Thank you for reading my question.
 A: It's mostly a context thing - big- and little-oh notation are best at explaining behaviour at large and small scales. Typically for algorithm and complexity applications, you're looking at the behaviour of something on large sets, and this leads to the $n\to\infty$ definition given early in your post. 
However, much like defining limits of functions, you can define them as $x\to\infty$ just as well as $x\to a$ for constants $a$. For example, $f\in o(g(x))$ as $x\to a$ says that $\lim_{x\to a}\frac{f(x)}{g(x)}=0$. 
This can be used in


*

*Differentiation: $f(x)=f(a)+f'(a)(x-a)+o(x-a)$ tells us that the best linear approximation to $f(x)$ has slope $f'(a)$


*

*Taylor Series: You'll often see things written like: "$\sin(x)=x-\frac{x^3}{6}+O(x^5)$ as $x\to0$"
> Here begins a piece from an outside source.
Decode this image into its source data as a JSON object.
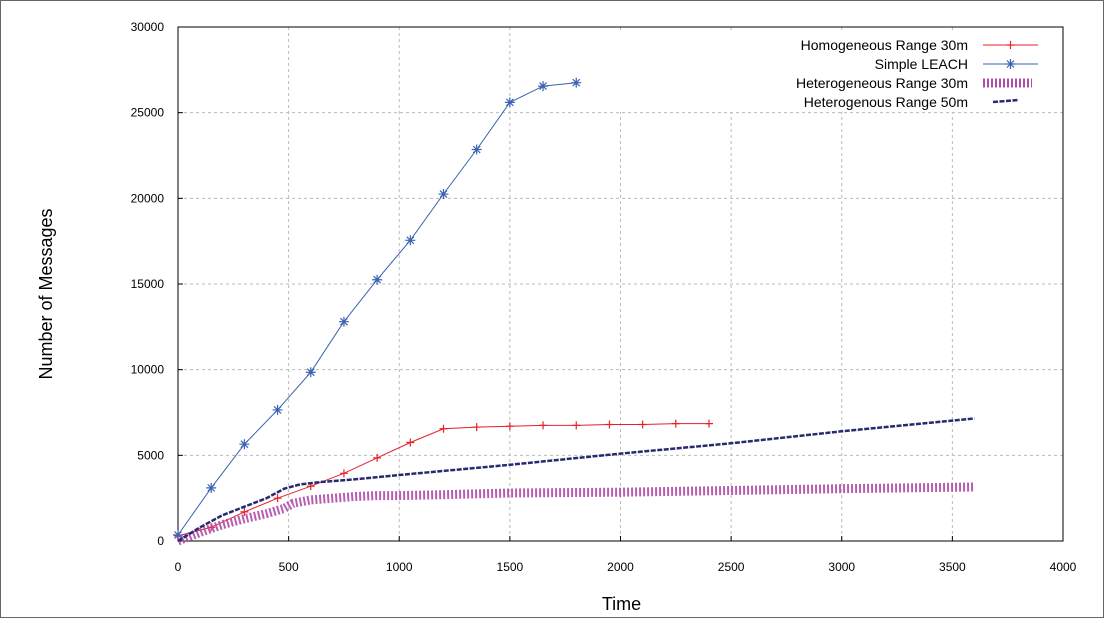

On the other hand, you'll see non-local use of the notation elsewhere in stochastic processes. For example the law of the iterated logarithm tells us that a random walk (under suitable assumptions) satisfies $S_n=O(n\log\log n)$ as $n\to\infty$.
People use this notation to control error terms, and whether it's a case of $n\to0,\infty,$ or $n\to$ constant depends on where you're trying to bound errors. 
In the case of the Poisson process, it's about showing continuity (sort of), which is a local property, so it makes sense to consider $\Delta t\to0$, whereas in algorithms it tends to be about long-term feasibility, which corresponds to taking larger and larger $n$.